Good luck finding an apartment in Manhattan. The borough may be full of ghost apartments but when it comes to rentals it has next to no vacancies. According to a new reports from Citi Habitats only .72 percent of Manhattan apartments were available in the last three months, the lowest they've seen since they started tracking the stat in 2002. At the same time the rent just keeps getting higher and higher—the average rent for a studio on the island is $1,976 per month, up 9.1 percent from last year!
And it gets worse (well, not for landlords). Three-bedroom apartments are running an average $4,985 a month (up 11.3 percent), two-bedrooms will cost you an average $3,757 (up 10.8 percent), and one-bedrooms average $2,676 (up 9.2 percent). If you are willing to live in a walk-up, the cost of a one-bedroom goes down to $2,476, but add a doorman and that price goes up another grand.
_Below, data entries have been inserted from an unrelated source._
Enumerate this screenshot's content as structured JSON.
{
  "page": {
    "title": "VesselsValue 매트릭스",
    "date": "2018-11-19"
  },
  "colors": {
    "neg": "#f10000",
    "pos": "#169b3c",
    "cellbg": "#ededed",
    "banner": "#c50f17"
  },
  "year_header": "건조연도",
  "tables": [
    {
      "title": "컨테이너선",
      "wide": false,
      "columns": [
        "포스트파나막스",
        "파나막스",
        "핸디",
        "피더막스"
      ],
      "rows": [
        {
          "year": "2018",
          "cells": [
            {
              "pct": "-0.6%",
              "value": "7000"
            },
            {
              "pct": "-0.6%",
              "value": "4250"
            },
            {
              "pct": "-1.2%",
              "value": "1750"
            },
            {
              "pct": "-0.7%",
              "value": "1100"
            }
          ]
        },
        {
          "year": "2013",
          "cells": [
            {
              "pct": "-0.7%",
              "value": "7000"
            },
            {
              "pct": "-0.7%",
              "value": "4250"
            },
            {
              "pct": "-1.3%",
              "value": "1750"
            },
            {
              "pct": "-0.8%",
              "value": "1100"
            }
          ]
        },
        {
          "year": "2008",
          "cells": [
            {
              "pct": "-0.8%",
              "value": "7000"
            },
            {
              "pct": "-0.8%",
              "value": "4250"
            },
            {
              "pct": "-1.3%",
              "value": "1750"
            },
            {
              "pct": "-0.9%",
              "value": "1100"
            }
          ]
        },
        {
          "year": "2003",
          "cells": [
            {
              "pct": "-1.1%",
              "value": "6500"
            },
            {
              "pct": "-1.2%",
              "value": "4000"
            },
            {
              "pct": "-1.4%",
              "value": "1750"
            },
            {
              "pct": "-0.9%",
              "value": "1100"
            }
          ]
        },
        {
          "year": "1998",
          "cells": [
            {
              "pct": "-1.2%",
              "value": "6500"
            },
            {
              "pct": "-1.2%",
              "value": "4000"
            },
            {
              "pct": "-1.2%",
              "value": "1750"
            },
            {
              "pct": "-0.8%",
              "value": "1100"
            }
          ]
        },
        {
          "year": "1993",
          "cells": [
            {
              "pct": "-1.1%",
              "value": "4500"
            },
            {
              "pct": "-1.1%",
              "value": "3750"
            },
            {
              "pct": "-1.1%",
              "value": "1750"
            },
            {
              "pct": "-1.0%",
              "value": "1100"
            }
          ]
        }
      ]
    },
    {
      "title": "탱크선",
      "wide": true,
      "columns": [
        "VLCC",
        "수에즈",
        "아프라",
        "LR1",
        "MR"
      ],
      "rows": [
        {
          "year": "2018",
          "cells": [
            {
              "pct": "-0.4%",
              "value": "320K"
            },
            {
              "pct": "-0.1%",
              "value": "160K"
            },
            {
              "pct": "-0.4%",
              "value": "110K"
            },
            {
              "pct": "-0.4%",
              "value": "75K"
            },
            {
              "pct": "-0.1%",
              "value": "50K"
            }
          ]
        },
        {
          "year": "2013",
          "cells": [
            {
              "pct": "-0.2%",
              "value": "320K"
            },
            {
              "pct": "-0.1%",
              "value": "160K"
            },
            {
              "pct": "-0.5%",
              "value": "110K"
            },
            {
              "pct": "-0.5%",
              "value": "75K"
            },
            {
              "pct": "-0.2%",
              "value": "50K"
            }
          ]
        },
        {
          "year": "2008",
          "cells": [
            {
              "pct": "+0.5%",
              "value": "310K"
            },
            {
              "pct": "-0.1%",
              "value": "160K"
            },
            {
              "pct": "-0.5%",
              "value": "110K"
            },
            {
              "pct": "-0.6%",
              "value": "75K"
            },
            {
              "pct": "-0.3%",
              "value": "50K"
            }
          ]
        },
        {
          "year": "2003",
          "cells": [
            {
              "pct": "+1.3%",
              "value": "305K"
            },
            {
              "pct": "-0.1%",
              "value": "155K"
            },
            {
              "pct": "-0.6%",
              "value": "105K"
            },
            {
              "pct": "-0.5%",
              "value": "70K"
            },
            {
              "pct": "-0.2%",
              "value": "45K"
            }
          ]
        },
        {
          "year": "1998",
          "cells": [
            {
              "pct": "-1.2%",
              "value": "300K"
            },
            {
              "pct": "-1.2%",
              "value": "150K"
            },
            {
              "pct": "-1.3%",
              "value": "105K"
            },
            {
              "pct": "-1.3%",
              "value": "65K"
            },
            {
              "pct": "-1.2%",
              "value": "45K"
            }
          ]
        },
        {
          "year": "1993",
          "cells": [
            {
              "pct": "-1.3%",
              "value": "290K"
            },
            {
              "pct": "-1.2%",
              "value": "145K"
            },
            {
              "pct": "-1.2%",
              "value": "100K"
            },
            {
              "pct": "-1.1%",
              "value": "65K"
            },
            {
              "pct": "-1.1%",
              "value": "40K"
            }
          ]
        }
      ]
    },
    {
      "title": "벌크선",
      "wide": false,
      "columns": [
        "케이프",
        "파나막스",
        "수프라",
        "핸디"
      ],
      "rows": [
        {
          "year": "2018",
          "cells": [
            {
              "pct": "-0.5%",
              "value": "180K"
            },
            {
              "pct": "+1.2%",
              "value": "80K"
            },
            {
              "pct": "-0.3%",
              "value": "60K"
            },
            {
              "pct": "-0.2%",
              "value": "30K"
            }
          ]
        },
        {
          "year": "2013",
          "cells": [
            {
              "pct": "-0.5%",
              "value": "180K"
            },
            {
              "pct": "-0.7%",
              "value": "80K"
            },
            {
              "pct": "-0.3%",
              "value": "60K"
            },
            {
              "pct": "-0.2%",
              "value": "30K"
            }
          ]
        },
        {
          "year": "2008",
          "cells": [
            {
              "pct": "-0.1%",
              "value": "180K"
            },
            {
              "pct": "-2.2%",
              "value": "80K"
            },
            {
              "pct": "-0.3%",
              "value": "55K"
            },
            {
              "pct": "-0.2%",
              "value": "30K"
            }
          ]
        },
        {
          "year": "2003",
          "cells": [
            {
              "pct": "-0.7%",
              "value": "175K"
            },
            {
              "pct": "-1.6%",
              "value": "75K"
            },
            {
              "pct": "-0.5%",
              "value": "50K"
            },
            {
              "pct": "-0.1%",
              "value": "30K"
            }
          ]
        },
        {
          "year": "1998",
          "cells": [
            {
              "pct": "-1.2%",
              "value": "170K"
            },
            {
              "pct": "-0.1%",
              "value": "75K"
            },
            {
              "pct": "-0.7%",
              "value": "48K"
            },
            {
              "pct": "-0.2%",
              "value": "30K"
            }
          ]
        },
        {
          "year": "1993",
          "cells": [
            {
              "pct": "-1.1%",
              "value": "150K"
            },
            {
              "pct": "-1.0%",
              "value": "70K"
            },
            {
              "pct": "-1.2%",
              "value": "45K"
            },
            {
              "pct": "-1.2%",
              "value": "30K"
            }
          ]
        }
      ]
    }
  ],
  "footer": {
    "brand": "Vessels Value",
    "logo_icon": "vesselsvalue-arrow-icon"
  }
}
“A significant portion of those gains are because the landlord is not as worried about tenant retention and vacancy," Jonathan Miller, president of New York-based Miller Samuel, told Bloomberg. "There is no category that you can say that rents are cheaper than last year. It’s just not happening."
But while Manhattan rents are booming, sales are not. According to reports, sales of Manhattan co-ops and condos declined 3.8 percent in the second quarter from last year with the median price of apartments that sold dipping 5.5 percent to $850,000.
Suddenly that 78-square-foot Manhattan apartment seems less absurd. At what point do people start living in parking spots?